When it comes to treating prostate cancer, radiation therapy is frequently used. The goal of radiation therapy is to eradicate cancer cells by exposing them to high-powered rays. If the cancer is still contained to the prostate gland and has not migrated to other parts of the body, radiation therapy is often the recommended course of treatment. Radiation can be used in conjunction with hormone therapy and after surgery. Radiation treatment for prostate cancer can shrink tumors and ease symptoms.
External beam radiation therapy (EBRT) and brachytherapy are the two most common forms of radiation therapy used to treat prostate cancer (internal radiation). Let’s take a closer look at these two therapy options and how they’re utilized to kill off cancerous cells in the prostate.
Brachytherapy (Internal Radiation Therapy) for Prostate Cancer Treatment
The prostate is treated using brachytherapy, also known as seed implantation, by inserting radioactive pellets encased in titanium into the gland. The radiation emitted by the pellets will kill the cancer cells. Radiation travels such a small distance that it causes less harm to unaffected tissue. One hundred radioactive pellets are the standard amount. These remain in place long after their radioactive contents have been depleted.
The therapy choices for men who are diagnosed with prostate cancer at an early stage are varied. When to start screening for prostate cancer, talk to your doctor or urologist. Men at high risk for prostate cancer should start screenings at age 40, while those at intermediate risk should wait until age 50, as recommended by the American Cancer Society.
External Beam Radiation Therapy for Prostate Cancer Treatment
To put it simply, external beam radiation therapy is a common procedure. At an outpatient facility, patients will undergo EBRT treatment. The prostate gland is targeted externally with radiation beams. As a result of the versatility of EBRT, doctors can modify the dose of radiation given, protecting healthy tissue in the vicinity.
Issues with radiation therapy for prostate cancer include its invasiveness, the risk of harming healthy tissue, and its undesirable side effects.
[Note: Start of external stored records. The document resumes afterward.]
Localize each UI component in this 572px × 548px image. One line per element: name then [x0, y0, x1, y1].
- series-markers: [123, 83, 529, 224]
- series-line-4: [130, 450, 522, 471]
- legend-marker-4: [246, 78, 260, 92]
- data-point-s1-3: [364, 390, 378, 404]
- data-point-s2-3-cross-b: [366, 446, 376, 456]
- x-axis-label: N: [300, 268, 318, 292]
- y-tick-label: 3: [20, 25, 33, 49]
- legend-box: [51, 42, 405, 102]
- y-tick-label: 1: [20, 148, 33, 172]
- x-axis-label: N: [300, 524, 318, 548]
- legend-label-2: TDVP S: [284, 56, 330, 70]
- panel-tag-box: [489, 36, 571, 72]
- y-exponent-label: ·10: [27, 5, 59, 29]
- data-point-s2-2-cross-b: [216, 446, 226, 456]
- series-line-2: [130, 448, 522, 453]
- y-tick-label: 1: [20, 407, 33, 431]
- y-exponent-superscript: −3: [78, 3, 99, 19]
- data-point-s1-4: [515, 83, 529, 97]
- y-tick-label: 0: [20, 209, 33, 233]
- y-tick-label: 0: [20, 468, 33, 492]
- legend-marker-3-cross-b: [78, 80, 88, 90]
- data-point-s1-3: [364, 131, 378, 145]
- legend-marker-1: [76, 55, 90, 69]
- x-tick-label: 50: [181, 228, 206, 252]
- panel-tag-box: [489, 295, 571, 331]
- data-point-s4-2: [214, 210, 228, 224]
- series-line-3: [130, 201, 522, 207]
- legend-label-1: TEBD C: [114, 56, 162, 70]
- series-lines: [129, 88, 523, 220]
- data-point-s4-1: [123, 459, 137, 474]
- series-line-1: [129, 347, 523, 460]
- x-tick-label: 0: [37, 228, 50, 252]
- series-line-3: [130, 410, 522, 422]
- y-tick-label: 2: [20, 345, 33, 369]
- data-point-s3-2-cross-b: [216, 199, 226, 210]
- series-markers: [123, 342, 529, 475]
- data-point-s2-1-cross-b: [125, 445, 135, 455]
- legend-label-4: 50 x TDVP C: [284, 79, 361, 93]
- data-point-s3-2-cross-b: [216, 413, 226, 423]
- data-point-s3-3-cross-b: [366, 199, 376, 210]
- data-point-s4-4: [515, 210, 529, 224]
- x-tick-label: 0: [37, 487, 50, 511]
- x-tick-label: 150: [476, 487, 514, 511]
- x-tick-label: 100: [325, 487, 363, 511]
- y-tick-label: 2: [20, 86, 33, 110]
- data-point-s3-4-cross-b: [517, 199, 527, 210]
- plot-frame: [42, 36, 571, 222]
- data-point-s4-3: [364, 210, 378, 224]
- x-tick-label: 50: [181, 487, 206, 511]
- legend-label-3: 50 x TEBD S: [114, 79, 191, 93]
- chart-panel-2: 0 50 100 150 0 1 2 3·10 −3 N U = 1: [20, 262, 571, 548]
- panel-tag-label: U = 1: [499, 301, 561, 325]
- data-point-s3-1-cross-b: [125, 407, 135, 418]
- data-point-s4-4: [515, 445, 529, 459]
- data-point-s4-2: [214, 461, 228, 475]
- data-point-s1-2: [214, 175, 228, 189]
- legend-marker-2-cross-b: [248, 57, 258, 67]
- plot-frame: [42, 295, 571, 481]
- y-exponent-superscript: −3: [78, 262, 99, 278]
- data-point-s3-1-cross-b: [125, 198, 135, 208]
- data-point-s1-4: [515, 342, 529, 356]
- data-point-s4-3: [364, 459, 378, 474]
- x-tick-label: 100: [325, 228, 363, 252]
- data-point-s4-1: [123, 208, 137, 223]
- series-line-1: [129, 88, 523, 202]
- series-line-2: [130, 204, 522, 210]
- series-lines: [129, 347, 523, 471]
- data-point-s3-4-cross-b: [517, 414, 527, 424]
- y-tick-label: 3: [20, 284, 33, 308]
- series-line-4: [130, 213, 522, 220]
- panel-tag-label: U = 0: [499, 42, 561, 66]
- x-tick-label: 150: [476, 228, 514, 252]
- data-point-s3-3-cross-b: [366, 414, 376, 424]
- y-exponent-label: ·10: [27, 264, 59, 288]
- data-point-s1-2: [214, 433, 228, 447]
To minimize collateral damage to healthy tissue, surgeons use cancer mapping software on specialized computers. Three-dimensional conformal radiotherapy describes this method (3D-CRT).
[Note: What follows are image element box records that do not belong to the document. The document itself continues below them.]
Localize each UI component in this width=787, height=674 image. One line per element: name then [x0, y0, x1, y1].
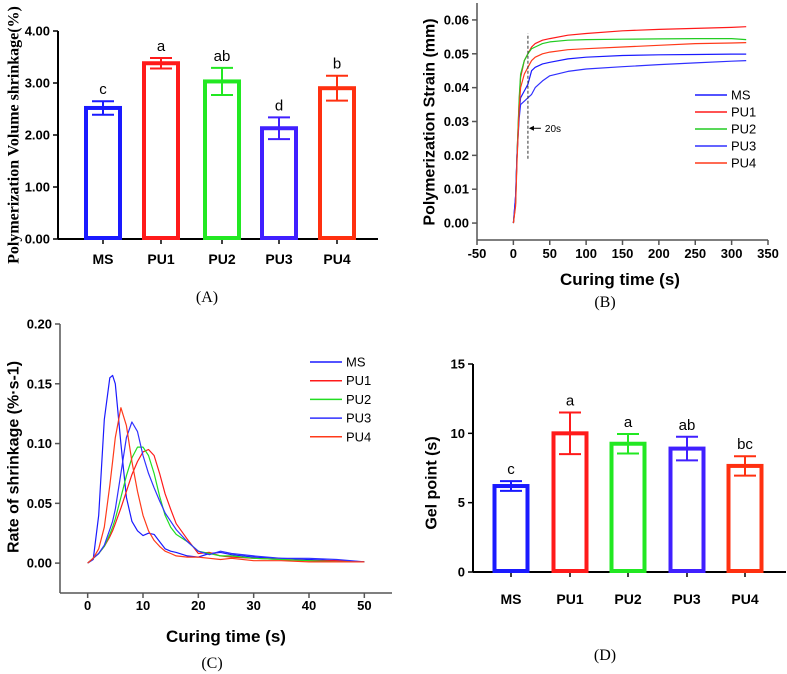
panel-b: 0.00 0.01 0.02 0.03 0.04 0.05 0.06 -50 0 50 100 150…	[422, 3, 779, 311]
x-tick-label: PU3	[673, 591, 700, 607]
y-tick-label: 0	[458, 565, 465, 580]
significance-letter: c	[99, 81, 107, 98]
panel-d: 0 5 10 15 c MS a PU1 a PU2 ab PU3 bc PU4 Gel point (s)…	[424, 357, 786, 664]
series-line-pu4	[512, 42, 747, 224]
legend-label-pu4: PU4	[346, 429, 371, 444]
y-axis-label: Rate of shrinkage (%·s-1)	[6, 361, 23, 553]
panel-caption: (C)	[201, 655, 222, 672]
bar-pu2	[609, 441, 647, 574]
y-axis-label: Polymerization Strain (mm)	[422, 18, 439, 225]
y-tick-label: 1.00	[25, 180, 50, 195]
legend-label-ms: MS	[731, 88, 751, 103]
bar-pu2	[203, 79, 241, 240]
legend-label-pu2: PU2	[731, 122, 756, 137]
bar-pu4	[318, 86, 356, 240]
significance-letter: a	[157, 38, 166, 55]
y-tick-label: 0.03	[444, 114, 469, 129]
legend-label-pu1: PU1	[346, 373, 371, 388]
x-tick-label: MS	[501, 591, 522, 607]
y-tick-label: 0.00	[25, 232, 50, 247]
y-tick-label: 4.00	[25, 24, 50, 39]
x-tick-label: 350	[757, 246, 779, 261]
series-line-pu3	[87, 421, 365, 564]
significance-letter: c	[507, 461, 515, 478]
series-line-ms	[512, 53, 747, 224]
significance-letter: ab	[679, 417, 696, 434]
legend-label-pu4: PU4	[731, 156, 756, 171]
x-tick-label: PU1	[147, 251, 174, 267]
series-line-ms	[87, 374, 365, 564]
significance-letter: a	[624, 414, 633, 431]
y-tick-label: 0.04	[444, 80, 470, 95]
significance-letter: b	[333, 56, 341, 73]
legend-label-pu1: PU1	[731, 105, 756, 120]
bar-pu3	[668, 446, 706, 573]
x-tick-label: 300	[721, 246, 743, 261]
x-tick-label: 0	[84, 598, 91, 613]
panel-caption: (D)	[594, 647, 616, 664]
x-tick-label: 50	[543, 246, 557, 261]
bar-ms	[84, 105, 122, 240]
y-tick-label: 0.10	[27, 436, 52, 451]
annotation-label: 20s	[545, 124, 561, 135]
y-tick-label: 0.15	[27, 376, 52, 391]
y-tick-label: 0.00	[444, 216, 469, 231]
y-tick-label: 0.00	[27, 556, 52, 571]
x-tick-label: 40	[302, 598, 316, 613]
significance-letter: bc	[737, 436, 753, 453]
y-tick-label: 0.06	[444, 12, 469, 27]
y-tick-label: 15	[451, 357, 465, 372]
x-tick-label: PU4	[731, 591, 758, 607]
x-tick-label: 0	[510, 246, 517, 261]
bar-ms	[492, 484, 530, 574]
y-tick-label: 3.00	[25, 76, 50, 91]
x-tick-label: 150	[612, 246, 634, 261]
x-tick-label: PU2	[208, 251, 235, 267]
x-tick-label: 10	[136, 598, 150, 613]
x-tick-label: 20	[191, 598, 205, 613]
x-tick-label: PU4	[323, 251, 350, 267]
significance-letter: d	[275, 97, 283, 114]
x-tick-label: PU3	[265, 251, 292, 267]
legend-label-pu2: PU2	[346, 392, 371, 407]
y-tick-label: 2.00	[25, 128, 50, 143]
x-tick-label: 200	[648, 246, 670, 261]
bar-pu3	[260, 126, 298, 241]
x-tick-label: PU2	[614, 591, 641, 607]
y-tick-label: 0.01	[444, 182, 469, 197]
legend-label-ms: MS	[346, 355, 366, 370]
y-tick-label: 10	[451, 426, 465, 441]
series-line-pu2	[87, 446, 365, 564]
y-tick-label: 0.05	[444, 46, 469, 61]
series-line-pu4	[87, 407, 365, 564]
y-axis-label: Polymerization Volume shrinkage(%)	[6, 6, 23, 264]
panel-c: 0.00 0.05 0.10 0.15 0.20 0 10 20 30 40 50 Curing ti…	[6, 317, 392, 672]
y-tick-label: 0.05	[27, 496, 52, 511]
bar-pu1	[142, 61, 180, 240]
significance-letter: ab	[214, 48, 231, 65]
series-line-pu3	[512, 60, 747, 224]
y-tick-label: 0.02	[444, 148, 469, 163]
x-tick-label: 250	[684, 246, 706, 261]
x-tick-label: 50	[357, 598, 371, 613]
significance-letter: a	[566, 393, 575, 410]
arrow-head-icon	[528, 125, 534, 131]
x-tick-label: 30	[246, 598, 260, 613]
panel-caption: (A)	[196, 289, 218, 306]
bar-pu4	[726, 463, 764, 574]
y-tick-label: 5	[458, 495, 465, 510]
x-tick-label: PU1	[556, 591, 583, 607]
legend-label-pu3: PU3	[731, 139, 756, 154]
panel-caption: (B)	[594, 294, 615, 311]
panel-a: 0.00 1.00 2.00 3.00 4.00 c MS a PU1 ab PU2 d PU3 b PU4…	[6, 6, 378, 306]
x-tick-label: MS	[93, 251, 114, 267]
legend-label-pu3: PU3	[346, 411, 371, 426]
x-tick-label: -50	[468, 246, 487, 261]
x-tick-label: 100	[575, 246, 597, 261]
x-axis-label: Curing time (s)	[166, 627, 286, 646]
y-axis-label: Gel point (s)	[424, 436, 441, 529]
y-tick-label: 0.20	[27, 317, 52, 332]
x-axis-label: Curing time (s)	[560, 270, 680, 289]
Intensity-modulated radiation therapy (IMRT) is a more sophisticated kind of 3D-CRT that involves the computer moving around the body while delivering radiation from a variety of angles and intensities.
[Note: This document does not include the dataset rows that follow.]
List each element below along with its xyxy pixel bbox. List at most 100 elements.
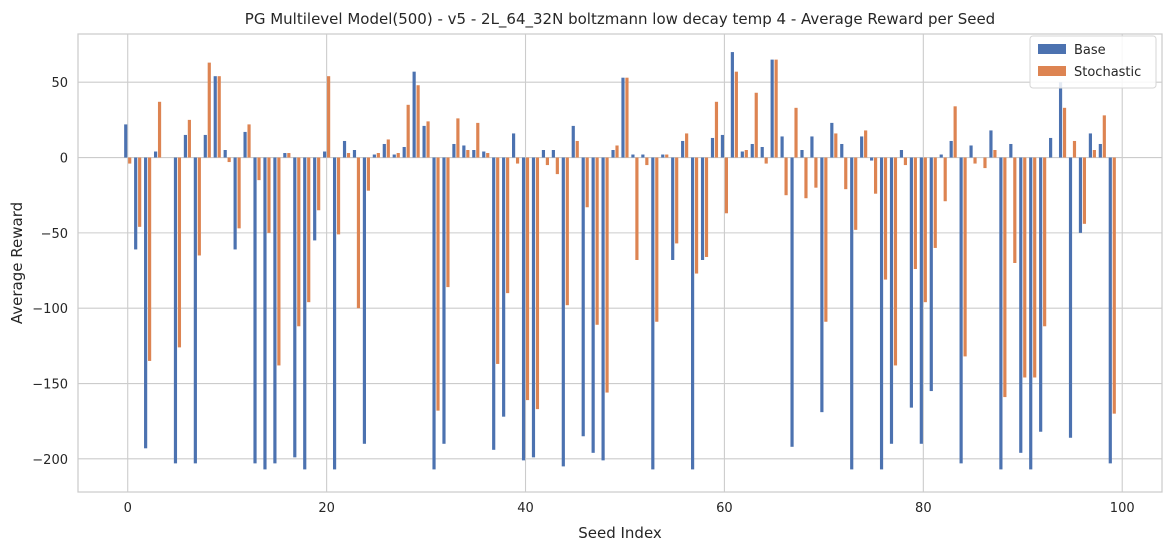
bar-base-3 xyxy=(153,151,158,158)
y-tick-label: 0 xyxy=(60,152,68,167)
bar-stochastic-90 xyxy=(1023,157,1027,378)
bar-base-70 xyxy=(820,157,824,413)
bar-base-36 xyxy=(482,151,486,158)
bar-base-45 xyxy=(571,125,575,158)
bar-base-24 xyxy=(362,157,367,444)
bar-base-30 xyxy=(422,125,426,158)
bar-stochastic-20 xyxy=(327,76,331,158)
bar-stochastic-41 xyxy=(535,157,540,410)
bar-stochastic-47 xyxy=(595,157,599,325)
bar-stochastic-8 xyxy=(207,62,211,158)
bar-base-80 xyxy=(919,157,923,444)
bar-stochastic-15 xyxy=(277,157,281,366)
bar-base-50 xyxy=(621,77,625,158)
bar-base-6 xyxy=(183,134,187,158)
bar-stochastic-24 xyxy=(366,157,370,191)
bar-base-61 xyxy=(730,52,734,158)
bar-stochastic-82 xyxy=(943,157,947,202)
bar-base-85 xyxy=(969,145,973,158)
bar-base-32 xyxy=(442,157,446,444)
y-tick-label: 50 xyxy=(51,76,68,91)
legend: Base Stochastic xyxy=(1029,35,1157,89)
bar-stochastic-26 xyxy=(386,139,390,158)
bar-stochastic-31 xyxy=(436,157,440,411)
bar-stochastic-36 xyxy=(486,153,490,158)
bar-base-99 xyxy=(1108,157,1112,464)
bar-base-8 xyxy=(203,134,207,158)
bar-stochastic-74 xyxy=(864,130,868,158)
bar-base-63 xyxy=(750,143,754,158)
x-axis-title: Seed Index xyxy=(578,524,662,542)
bar-stochastic-17 xyxy=(297,157,301,327)
bar-base-71 xyxy=(830,122,834,158)
bar-stochastic-43 xyxy=(555,157,559,175)
bar-base-53 xyxy=(651,157,655,470)
bar-stochastic-30 xyxy=(426,121,430,158)
bar-base-83 xyxy=(949,140,953,158)
bar-stochastic-84 xyxy=(963,157,967,357)
bar-stochastic-78 xyxy=(903,157,908,166)
bar-stochastic-9 xyxy=(217,76,221,158)
bar-base-73 xyxy=(850,157,854,470)
bar-stochastic-51 xyxy=(635,157,639,260)
bar-base-46 xyxy=(581,157,585,437)
bar-base-13 xyxy=(253,157,257,464)
bar-stochastic-45 xyxy=(575,140,579,158)
bar-stochastic-19 xyxy=(317,157,321,211)
bar-base-56 xyxy=(681,140,685,158)
bar-stochastic-80 xyxy=(923,157,927,303)
bar-base-2 xyxy=(144,157,148,449)
bar-base-88 xyxy=(999,157,1003,470)
bar-base-74 xyxy=(860,136,864,158)
bar-stochastic-79 xyxy=(913,157,917,270)
bar-base-0 xyxy=(124,124,128,158)
bar-stochastic-57 xyxy=(694,157,699,274)
bar-base-52 xyxy=(641,154,645,158)
bar-base-68 xyxy=(800,150,804,158)
bar-stochastic-13 xyxy=(257,157,261,181)
bar-stochastic-88 xyxy=(1003,157,1007,398)
bar-stochastic-61 xyxy=(734,71,738,158)
bar-base-27 xyxy=(392,154,396,158)
chart-title: PG Multilevel Model(500) - v5 - 2L_64_32… xyxy=(245,10,995,29)
bar-stochastic-64 xyxy=(764,157,768,164)
bar-base-42 xyxy=(541,150,546,158)
bar-stochastic-6 xyxy=(187,119,191,158)
bar-stochastic-0 xyxy=(128,157,132,164)
bar-stochastic-10 xyxy=(227,157,231,163)
legend-swatch-base xyxy=(1038,44,1066,54)
y-axis-title: Average Reward xyxy=(8,202,26,324)
plot-frame xyxy=(77,33,1163,493)
bar-base-81 xyxy=(929,157,933,392)
bar-base-60 xyxy=(720,134,725,158)
bar-base-95 xyxy=(1068,157,1073,438)
bar-stochastic-40 xyxy=(525,157,530,401)
bar-base-39 xyxy=(512,133,516,158)
bar-stochastic-99 xyxy=(1112,157,1116,414)
x-tick-label: 0 xyxy=(124,501,132,516)
bar-stochastic-34 xyxy=(466,150,470,158)
bar-base-58 xyxy=(700,157,705,260)
bar-base-49 xyxy=(611,150,615,158)
bar-base-9 xyxy=(213,76,217,158)
bar-stochastic-69 xyxy=(814,157,818,188)
legend-swatch-stochastic xyxy=(1038,66,1066,76)
bar-stochastic-27 xyxy=(396,153,400,158)
bar-stochastic-52 xyxy=(645,157,649,166)
bar-stochastic-37 xyxy=(496,157,500,364)
bar-base-98 xyxy=(1098,143,1102,158)
bar-stochastic-56 xyxy=(685,133,689,158)
bar-stochastic-16 xyxy=(287,153,291,158)
bar-base-37 xyxy=(492,157,496,450)
bar-base-67 xyxy=(790,157,794,447)
plot-area xyxy=(78,34,1162,492)
tick-labels: 0 20 40 60 80 100 50 0 −50 −100 −150 −200 xyxy=(32,76,1134,516)
bar-base-78 xyxy=(899,150,904,158)
bar-stochastic-39 xyxy=(515,157,520,164)
bar-stochastic-54 xyxy=(665,154,669,158)
bar-stochastic-62 xyxy=(744,150,748,158)
bar-stochastic-28 xyxy=(406,104,410,158)
legend-label-base: Base xyxy=(1074,43,1106,58)
bar-base-54 xyxy=(661,154,665,158)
Radiation therapy for prostate cancer can now be given using state-of-the-art machines that incorporate imaging scanners to first take photos of the gland and set markers. Radiation therapy that uses images to direct the beams is known by its acronym, IGRT (IGRT). The result is improved accuracy and less collateral damage to healthy tissue.
Machine names like Cyberknife and X-Knife have become synonymous with stereotactic body radiation treatment (SBRT). Higher doses of radiation are administered in this treatment, which is also guided by imaging tools. In some cases, fewer sessions may be necessary because of the increased efficiency of the radiation.
One variation of external beam radiation therapy is proton therapy. Instead of directing beams of radiation at the tumor, protons are used. By releasing their energy at a predetermined distance, stopping at the tumor’s borders, and preventing an escape dose, protons assist reduce collateral harm to healthy tissue.
Prostate Cancer Screening
All urologist who specializes in the diagnosis and treatment of men’s health issues. They will help you manage your health by making recommendations for screenings according to your medical history, lifestyle, and other risk factors. Your urologist can complete prostate cancer screenings in the office and can coordinate treatment if you are diagnosed with a condition.